4. Material type - interactive articles and editorial/opinion pieces tend to be more popular
5. Number of keywords - keywords can be understood as a proxy for number of topics. Too many topics (or too little) could make an article uninteresting for many commentators.
6. Hour - articles tend to do better at different times of the day.
7. Subsection - same as section / newsdesk.
8. Headline length - short headlines seem to do better than long headlines in general.
9. Combined headline & abstract length - ibid.
10. Sentiment - headline & abstracts with negative sentiment tend to draw more comments.

Recommendations

For articles that our model predicts to be unpopular, the following can be done, based on our above analysis:

• Re-write ‘neutral’ headlines & abstracts
• Shorten length of headlines & abstracts and include a question mark
• Change publication time to between 10pm and 3am
• Make sure the story is tied to the current socio-political context and use the right keywords
• Use a recommendation system to drive traffic to from popular articles to unpopular articles

This model can also be used in tandem with the moderation team's current tools to improve overall moderation efficiency.

Limitations

Of course, just because an article has a low number of comments doesn't necessarily mean it's a low-performing article. The article might not appeal to regular commentators, and might do better on social media.

The NYT has to also uphold a degree of journalistic integrity -- even though using a click-bait headline might get them more comments, it’s in their own interest to remain an impartial and trusted source of news.

Additionally, this model is heavily affected by an article's news desk / section / subsection. More work should be done to ensure that an article's popularity isn't over or under predicted. Other predictors that could be looked into include topic 'freshness', where topics that are new tend to do much better than old topics (unless it's about Donald Trump which is basically an evergreen topic at this point).

Final Thoughts

The media industry is changing pretty rapidly -- it isn't enough to put out regular news reports anymore. People are used to getting their news from social media, be it Facebook, Twitter, Instagram or Reddit. That means that they're used to being part of an online community, where anyone can share their views, and publicly agree/disagree with each other. In short, people are increasingly going to be drawn to a news platform that allow them to be part of a community.

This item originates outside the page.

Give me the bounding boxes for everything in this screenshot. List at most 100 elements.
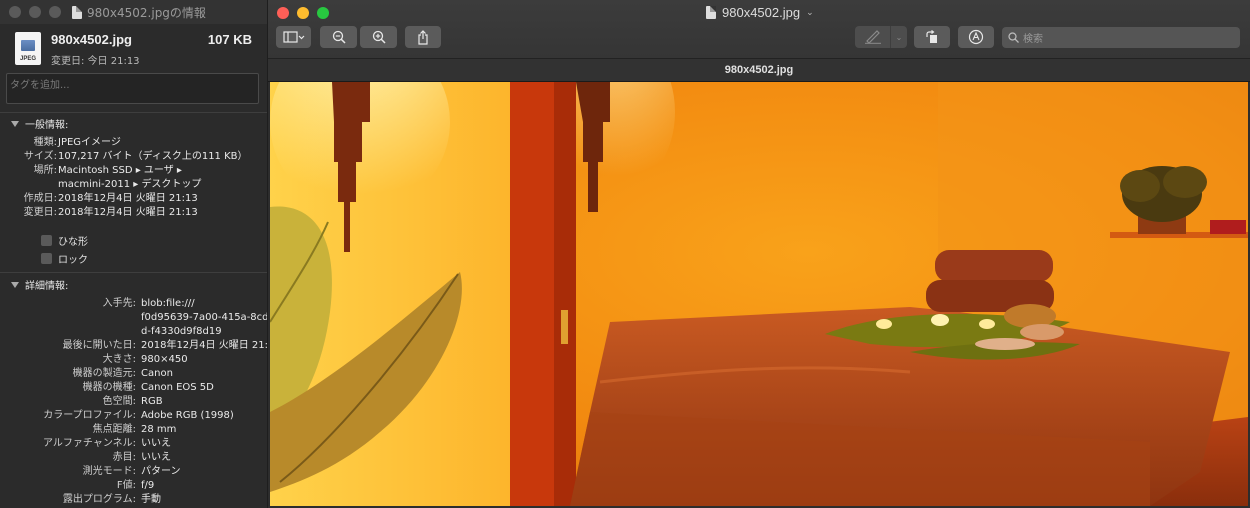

There's also been a turn towards reader engagement in the form of interactive articles. Many millennials / Gen Z youth have obtained a pretty high standard of digital literacy. They appreciate graphs and data that personally speaks to them, versus a static page that doesn't allow for any interaction.

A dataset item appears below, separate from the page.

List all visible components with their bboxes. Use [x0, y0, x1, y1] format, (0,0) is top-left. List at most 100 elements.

As digital advertising changes in the wake of digital privacy laws and changing consumer habits, newspapers and the media industry in general must drastically overhaul their business to stay profitable. This also extends to the field of public relations, which needs to adopt new tools and methodologies to be able to tell stories that people actually want to hear. This project represents an attempt at media analytics which can help both news content providers and third party news providers (e.g. public relations firms).